Academy of Distinguished Alumni
James L. Barnard
Ph.D., Vanderbilt University, 1971
M.S., University of Texas at Austin, 1969
B.S.(Hon)Engineering, University of Pretoria
B.S., University of Stellenbosch, 1957
Dr. James L. Barnard grew up on a small farm in South Africa and his interest in learning about how things worked led him to the University of Stellenbosch in the Republic of South Africa to study civil engineering. After being assigned to wastewater treatment, Barnard decided to learn more about the issues surrounding water and wastewater. This led him the complete his graduate work in Environmental Engineering and Water Resources at the University of Texas at Austin and at Vanderbilt University.
After graduation, Barnard returned to his native South Africa to serve as Senior Chief Research Officer at the National Institute for Water Research, where the biological nutrient removal (BNR) process was born. He is recognized internationally for developing the BarndenphoR Process and Phoredox, the basis for all biological and nutrient removal process configurations in use today.
Barnard has over 45 years of experience in water resources engineering and has designed over 100 innovative installations throughout the world by successfully adapting the BNR principles to a broad range of locations and environments including developing and industrialized countries. He designed and supervised the construction and activation of the first BNR system in the U.S. in Palmetto, Florida in 1978.

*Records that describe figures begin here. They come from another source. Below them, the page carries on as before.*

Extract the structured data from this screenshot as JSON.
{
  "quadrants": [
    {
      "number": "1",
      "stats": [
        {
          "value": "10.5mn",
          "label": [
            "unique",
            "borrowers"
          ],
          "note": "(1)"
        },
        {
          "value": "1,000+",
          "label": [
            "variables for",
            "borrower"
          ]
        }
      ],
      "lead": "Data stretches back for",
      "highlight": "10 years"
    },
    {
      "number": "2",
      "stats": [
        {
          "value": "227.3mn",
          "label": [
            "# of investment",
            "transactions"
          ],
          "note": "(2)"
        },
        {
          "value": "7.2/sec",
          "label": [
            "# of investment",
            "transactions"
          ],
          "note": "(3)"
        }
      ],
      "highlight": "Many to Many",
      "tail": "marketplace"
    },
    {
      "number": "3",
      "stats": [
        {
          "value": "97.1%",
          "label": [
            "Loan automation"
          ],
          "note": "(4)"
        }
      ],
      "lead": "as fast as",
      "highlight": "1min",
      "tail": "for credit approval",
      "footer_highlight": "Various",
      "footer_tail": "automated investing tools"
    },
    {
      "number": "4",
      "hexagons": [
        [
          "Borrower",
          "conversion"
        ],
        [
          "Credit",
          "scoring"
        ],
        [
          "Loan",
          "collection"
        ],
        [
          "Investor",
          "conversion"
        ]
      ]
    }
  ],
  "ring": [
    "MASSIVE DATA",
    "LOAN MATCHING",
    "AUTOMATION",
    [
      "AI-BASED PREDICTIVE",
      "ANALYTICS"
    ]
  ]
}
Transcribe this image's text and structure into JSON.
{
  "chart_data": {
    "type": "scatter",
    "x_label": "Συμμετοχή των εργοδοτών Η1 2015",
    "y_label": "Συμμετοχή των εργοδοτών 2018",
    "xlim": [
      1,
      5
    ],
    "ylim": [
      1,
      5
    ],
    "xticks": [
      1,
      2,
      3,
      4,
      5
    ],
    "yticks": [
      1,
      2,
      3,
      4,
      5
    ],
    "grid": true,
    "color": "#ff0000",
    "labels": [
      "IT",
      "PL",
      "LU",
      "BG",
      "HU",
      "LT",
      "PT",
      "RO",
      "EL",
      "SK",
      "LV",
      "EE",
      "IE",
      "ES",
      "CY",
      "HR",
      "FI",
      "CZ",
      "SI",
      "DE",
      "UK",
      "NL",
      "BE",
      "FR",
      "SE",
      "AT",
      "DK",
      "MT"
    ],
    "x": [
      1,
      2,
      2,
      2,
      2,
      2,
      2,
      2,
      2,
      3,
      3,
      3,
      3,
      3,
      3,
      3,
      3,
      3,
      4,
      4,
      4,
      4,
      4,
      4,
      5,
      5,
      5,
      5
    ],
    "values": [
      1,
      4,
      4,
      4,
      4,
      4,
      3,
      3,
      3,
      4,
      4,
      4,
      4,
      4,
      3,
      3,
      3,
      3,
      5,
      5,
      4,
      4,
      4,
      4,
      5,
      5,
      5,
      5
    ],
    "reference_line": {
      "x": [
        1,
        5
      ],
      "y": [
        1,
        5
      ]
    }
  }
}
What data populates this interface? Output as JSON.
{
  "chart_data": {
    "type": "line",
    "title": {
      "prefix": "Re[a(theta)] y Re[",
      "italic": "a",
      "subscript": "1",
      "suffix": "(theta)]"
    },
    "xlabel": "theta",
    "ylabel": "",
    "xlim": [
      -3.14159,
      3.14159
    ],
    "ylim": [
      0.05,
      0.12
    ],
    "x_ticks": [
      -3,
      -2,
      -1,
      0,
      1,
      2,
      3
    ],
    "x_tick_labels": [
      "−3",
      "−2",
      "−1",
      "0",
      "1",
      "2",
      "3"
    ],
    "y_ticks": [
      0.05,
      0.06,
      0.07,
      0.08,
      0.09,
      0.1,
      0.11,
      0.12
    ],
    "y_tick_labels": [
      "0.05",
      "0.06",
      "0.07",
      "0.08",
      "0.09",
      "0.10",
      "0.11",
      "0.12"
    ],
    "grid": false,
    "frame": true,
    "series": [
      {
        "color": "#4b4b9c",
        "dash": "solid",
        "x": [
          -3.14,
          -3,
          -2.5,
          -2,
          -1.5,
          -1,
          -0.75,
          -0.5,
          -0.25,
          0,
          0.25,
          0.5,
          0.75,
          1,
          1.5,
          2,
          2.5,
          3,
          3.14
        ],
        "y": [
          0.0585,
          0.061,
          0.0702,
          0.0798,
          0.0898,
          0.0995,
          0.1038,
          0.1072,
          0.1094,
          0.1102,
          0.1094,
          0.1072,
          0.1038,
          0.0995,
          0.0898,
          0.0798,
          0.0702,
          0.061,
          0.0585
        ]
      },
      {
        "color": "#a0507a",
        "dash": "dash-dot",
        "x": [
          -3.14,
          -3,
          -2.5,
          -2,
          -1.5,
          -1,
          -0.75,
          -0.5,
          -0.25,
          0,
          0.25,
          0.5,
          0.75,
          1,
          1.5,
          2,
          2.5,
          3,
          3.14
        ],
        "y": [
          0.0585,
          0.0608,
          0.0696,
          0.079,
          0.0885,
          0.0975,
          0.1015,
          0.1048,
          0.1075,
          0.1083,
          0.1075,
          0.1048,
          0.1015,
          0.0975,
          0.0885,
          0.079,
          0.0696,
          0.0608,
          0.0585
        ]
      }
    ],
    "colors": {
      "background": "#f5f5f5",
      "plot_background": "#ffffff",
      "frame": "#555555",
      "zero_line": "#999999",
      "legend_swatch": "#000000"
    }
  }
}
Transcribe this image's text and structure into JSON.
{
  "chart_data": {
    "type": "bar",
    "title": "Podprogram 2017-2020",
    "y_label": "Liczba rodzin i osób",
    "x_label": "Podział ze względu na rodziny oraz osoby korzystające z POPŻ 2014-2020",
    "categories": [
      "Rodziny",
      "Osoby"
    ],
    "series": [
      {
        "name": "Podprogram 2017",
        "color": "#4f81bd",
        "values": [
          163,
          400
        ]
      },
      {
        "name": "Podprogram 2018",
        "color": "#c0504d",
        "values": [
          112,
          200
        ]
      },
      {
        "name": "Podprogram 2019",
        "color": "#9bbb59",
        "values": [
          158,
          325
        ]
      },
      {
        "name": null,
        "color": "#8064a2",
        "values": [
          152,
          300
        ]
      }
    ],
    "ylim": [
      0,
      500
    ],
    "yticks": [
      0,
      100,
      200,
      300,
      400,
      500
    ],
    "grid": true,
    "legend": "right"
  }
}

In addition to his pioneering work in water treatment, he has served for ten years on the Nitrogen Technical Advisory Panel for the New York City Department of Environmental Protection. He has also served on Technical Advisory Committees for the City of Winnepeg, Washington, D.C. and the City of Los Angeles.
In 2006, he was made an Honorary Diplomate of the American Academy of Environmental Engineers was recently awarded the 2007 Clarke Prize for the National Water Research Institute.